Rock and spiritual
When you arrive for the first time in Bangkok, you immediately wonder why its name means ‘city of angels’: it is a huge, busy, chaotic metropolis, and you have no idea how you can begin to know and understand it. However, let go of the usual control mania you carry around inside you, and simply relax. Just get lost, for example. You’ll be amazed at the hospitality and entertainment that you can find in the city. So much so that, from that point on, you will love it so much that every opportunity will be great one to revisit.
Peeps Thai Eatery
If you’re looking for a lunch spot while exploring Bangkok, Peeps is the right place for casual dining.
First of all, ask the friendly team for their Mango Beer, an interesting infusion of fresh mango and beer with a fruity twist on a shandy. And then sample the fresh, genuine food: the coconut shrimp and soup are our top picks.
60 Phra Arthit Road, Chanasongkram, Phra Nakorn;
Tel. +66 89 674 6309
This acclaimed modern restaurant, in the magic frame of the Metropolitan Hotel by COMO, is known for cooking homestyle Thai food with a flair that seduces palates worldwide. Head chef Prin Polsuk’s recipes are developed through meticulous research: he tastes, tastes, tastes and then tastes again. It’s about finding the perfect ratio of ingredients as well as striving to add surprising layers of flavours. The subtle additions spark magic in the taste buds of guests, leaving them extremely satisfied.
27 S Sathorn Rd, Thung Maha Mek, Sathon;
Tel. +66 2 6253333
WTF Café & Gallery
Cool drinks at the bar and interesting artwork in the gallery: this is a destination for Bangkok’s creative community. The casual bar sits below the gallery curated by Somrak Sila, who runs the place with photographer Christopher Wise. Open from Tuesday to Sunday, 6 pm to midnight, the WTF mantra is: ‘The most important virtue of drinking is connection: friends, neighbours and lovers sharing time together’, and we couldn't agree more.

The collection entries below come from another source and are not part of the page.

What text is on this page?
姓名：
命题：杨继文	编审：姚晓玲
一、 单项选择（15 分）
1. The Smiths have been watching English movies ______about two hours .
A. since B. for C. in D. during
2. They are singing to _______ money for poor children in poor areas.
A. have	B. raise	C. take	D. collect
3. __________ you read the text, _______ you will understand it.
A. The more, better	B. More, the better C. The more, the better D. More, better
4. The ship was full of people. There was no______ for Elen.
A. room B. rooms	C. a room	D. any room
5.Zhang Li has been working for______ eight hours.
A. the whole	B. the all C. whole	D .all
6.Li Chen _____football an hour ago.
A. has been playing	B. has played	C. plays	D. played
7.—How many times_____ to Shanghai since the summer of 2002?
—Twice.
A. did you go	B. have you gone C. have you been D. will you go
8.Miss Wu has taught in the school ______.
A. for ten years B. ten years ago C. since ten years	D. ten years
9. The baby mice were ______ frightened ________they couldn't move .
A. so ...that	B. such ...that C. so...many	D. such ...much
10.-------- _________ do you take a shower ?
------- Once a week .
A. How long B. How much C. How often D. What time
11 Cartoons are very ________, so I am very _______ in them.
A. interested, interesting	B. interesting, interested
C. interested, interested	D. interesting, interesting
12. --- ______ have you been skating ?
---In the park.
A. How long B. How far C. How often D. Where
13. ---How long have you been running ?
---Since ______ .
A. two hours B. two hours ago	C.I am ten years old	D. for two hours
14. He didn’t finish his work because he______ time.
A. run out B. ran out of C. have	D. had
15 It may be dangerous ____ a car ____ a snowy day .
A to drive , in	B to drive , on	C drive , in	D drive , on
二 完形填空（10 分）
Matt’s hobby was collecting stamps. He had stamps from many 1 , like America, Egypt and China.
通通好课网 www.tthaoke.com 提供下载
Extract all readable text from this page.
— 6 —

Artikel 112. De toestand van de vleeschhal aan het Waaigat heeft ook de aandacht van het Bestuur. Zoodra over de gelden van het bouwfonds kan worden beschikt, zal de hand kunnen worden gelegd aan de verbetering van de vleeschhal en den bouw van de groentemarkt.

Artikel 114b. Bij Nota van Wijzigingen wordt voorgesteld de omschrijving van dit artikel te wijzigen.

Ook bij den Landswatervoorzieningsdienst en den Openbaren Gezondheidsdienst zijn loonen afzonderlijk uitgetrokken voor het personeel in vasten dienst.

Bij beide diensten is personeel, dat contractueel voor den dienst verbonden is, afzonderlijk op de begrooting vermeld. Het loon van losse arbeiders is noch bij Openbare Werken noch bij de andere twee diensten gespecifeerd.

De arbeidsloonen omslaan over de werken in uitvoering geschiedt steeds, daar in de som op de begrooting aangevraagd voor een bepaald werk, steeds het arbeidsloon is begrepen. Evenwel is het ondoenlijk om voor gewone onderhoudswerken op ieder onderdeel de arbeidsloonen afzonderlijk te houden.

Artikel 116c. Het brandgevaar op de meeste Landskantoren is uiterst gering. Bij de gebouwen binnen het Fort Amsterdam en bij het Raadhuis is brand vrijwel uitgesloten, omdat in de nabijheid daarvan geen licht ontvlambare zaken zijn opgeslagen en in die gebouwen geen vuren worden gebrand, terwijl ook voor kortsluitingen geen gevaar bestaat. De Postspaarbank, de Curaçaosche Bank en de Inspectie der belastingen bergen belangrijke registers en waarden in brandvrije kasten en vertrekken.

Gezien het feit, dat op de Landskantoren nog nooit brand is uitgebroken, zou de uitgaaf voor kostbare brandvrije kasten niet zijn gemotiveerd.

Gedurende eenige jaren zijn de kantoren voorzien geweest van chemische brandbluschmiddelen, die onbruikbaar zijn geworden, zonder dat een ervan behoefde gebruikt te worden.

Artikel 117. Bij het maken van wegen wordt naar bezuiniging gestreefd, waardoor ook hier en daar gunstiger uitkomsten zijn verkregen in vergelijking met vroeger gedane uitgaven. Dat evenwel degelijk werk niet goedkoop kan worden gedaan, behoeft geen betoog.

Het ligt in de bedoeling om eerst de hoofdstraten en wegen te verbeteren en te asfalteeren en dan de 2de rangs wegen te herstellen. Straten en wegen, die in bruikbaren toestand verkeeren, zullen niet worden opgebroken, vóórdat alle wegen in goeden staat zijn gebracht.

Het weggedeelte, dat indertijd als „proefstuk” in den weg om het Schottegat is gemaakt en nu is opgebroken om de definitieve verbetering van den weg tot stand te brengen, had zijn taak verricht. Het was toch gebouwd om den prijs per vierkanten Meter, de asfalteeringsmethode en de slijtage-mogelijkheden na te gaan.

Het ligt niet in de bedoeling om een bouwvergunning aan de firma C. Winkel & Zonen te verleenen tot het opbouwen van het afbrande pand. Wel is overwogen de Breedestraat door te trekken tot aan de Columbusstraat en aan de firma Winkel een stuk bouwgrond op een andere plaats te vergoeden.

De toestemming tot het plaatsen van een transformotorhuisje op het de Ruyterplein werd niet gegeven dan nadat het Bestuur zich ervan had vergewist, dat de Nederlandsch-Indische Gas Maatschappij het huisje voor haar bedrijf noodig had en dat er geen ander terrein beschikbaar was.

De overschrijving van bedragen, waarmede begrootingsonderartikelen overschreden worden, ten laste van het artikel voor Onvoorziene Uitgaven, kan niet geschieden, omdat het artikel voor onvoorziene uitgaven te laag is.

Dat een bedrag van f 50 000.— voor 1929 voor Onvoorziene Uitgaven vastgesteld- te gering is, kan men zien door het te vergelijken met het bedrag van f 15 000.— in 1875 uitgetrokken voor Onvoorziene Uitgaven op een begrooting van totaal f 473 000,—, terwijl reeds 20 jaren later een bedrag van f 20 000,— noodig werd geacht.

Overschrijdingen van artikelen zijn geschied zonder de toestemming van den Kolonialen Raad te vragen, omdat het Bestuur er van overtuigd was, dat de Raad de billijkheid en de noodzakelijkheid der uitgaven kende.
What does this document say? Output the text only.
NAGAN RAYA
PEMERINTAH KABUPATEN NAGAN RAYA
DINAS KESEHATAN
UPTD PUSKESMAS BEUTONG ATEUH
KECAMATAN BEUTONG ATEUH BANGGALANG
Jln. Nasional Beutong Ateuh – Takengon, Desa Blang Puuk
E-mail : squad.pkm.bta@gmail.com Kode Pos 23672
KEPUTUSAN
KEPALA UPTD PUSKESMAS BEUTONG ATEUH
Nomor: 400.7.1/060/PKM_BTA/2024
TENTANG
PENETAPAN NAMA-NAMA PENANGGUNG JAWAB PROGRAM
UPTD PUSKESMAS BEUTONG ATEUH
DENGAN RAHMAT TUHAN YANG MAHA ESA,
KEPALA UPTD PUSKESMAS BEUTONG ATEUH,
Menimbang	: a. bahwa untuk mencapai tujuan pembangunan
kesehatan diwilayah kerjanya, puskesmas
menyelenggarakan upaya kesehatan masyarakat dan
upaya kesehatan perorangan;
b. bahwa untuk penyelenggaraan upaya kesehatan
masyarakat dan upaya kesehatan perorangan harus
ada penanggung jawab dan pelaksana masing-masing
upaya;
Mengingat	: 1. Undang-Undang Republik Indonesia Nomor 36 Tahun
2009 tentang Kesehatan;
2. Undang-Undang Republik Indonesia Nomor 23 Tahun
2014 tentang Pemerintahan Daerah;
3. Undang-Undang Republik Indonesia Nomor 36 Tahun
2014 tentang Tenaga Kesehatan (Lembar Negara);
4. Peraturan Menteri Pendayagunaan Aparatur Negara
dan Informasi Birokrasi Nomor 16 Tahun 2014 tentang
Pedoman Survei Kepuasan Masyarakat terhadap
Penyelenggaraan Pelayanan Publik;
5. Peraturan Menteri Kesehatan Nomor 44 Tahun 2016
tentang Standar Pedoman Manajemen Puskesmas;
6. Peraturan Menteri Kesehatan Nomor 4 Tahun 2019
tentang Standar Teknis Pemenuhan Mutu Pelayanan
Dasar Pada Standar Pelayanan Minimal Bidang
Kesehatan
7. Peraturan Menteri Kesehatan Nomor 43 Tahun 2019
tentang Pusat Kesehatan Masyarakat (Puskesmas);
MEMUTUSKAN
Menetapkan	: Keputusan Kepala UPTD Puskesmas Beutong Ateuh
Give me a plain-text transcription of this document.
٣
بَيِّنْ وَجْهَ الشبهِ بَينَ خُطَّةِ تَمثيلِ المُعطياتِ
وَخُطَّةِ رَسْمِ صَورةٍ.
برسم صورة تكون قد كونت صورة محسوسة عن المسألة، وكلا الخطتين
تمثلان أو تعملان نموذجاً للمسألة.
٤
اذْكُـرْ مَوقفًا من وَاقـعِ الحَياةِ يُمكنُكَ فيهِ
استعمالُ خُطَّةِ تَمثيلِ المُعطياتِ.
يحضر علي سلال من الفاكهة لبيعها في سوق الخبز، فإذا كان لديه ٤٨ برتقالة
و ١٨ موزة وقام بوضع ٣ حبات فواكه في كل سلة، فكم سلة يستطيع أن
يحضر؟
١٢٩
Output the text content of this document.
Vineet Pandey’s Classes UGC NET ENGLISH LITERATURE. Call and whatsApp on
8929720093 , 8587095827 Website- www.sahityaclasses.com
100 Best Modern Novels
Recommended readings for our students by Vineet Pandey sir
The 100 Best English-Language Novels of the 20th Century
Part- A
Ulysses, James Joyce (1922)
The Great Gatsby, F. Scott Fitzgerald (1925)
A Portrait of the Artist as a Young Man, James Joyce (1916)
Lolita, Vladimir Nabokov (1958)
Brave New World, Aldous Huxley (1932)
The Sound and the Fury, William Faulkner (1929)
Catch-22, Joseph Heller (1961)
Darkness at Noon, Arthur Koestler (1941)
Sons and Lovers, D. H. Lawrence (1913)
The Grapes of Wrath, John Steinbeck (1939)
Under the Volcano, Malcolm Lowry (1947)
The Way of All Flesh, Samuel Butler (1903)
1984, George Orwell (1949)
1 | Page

7 Sukhumvit Soi 51, 10110;
Tel. +66 2 6626246
A small, chic, colonial-style hotel, Cabochon is the place to stay in Bangkok-Wattana for savvy-insiders. It's a short seven-minute walk to the buzzing bars and restaurants around Sukhumvit Road, but also a peaceful retreat to stay and relax in the rooftop swimming pool. The hotel boasts 10 rooms, studios and suites, all personally appointed by Eugene Yeh of The Eugenia fame.
14/29 Sukhumvit 45 Road, Klongton Nua, 10110;
Tel. +66 2 259 2871
Japanese design studio Nendo has completed the redevelopment plan for floors one to five of the Siam Discovery retail complex, covering both interior and exterior design. Located on a prominent and premium shopping stretch, the two-year project has transformed Bangkok’s 18-year-old department store, which is now centered around a ‘lifestyle laboratory’ theme that eschews the traditional categorisation of products by brand. Instead, an unconventional open plan ‘exploratorium’ offers a series of lifestyle experiences around ‘laboratories’ designed to create the comforting, emotional experience lacking in e-commerce. Nendo delivers its quirky, signature creative take on products and spaces, from a chocolate bar that creates different tastes via diverse textures to a collective bird-apartment tree house and library-inspired pop-up for Starbucks.
989 Rama I Rd. (Phaya Thai Rd.), Pathum Wan
Escape from the big, chaotic city to breathe some clean air. Immerse yourself in the lush nature. Discover that Bangkok has a green lung. That breathes. Even just an afternoon in the Bang Krachao conservation area, located in the outskirt district of Phra Pradaeng, can recharge your batteries, and even a Thai massage can't do the same.
Nestled within a large bend in the Chao Phraya River, the Green Lung is appropriately named. Besides the fact that you’ll be filling your lungs with clean air, the whole area itself closely resembles a green lung when you look at it from above. Open up a satellite image of Bangkok[D1] and see if you can spot it!
How to get there
The best way to reach it is to take a boat (most likely a long-tail boat) across the river for THB10 per person. The boats moor around the piers near Wat Klong Toey Nok – a temple worth visiting and admiring in its own right.
by Lawrence Osborne
The metropolitan flâneur Lawrence Osborne tells the life of a man, ‘without a career, no prospects, no money’, who decides to spend a period of time in Bangkok. He eats at the restaurant No Hands, where customers are provided with a baby bib and are spoon-fed; he strolls the stockyards at night; and he finds himself in a room with two girls dressed as policemen, rattling their handcuffs. The Bangkok Days stories and the voice of the narrator are intertwined, with the book acting as a profile of those desperate to forget about the lives they used to lead.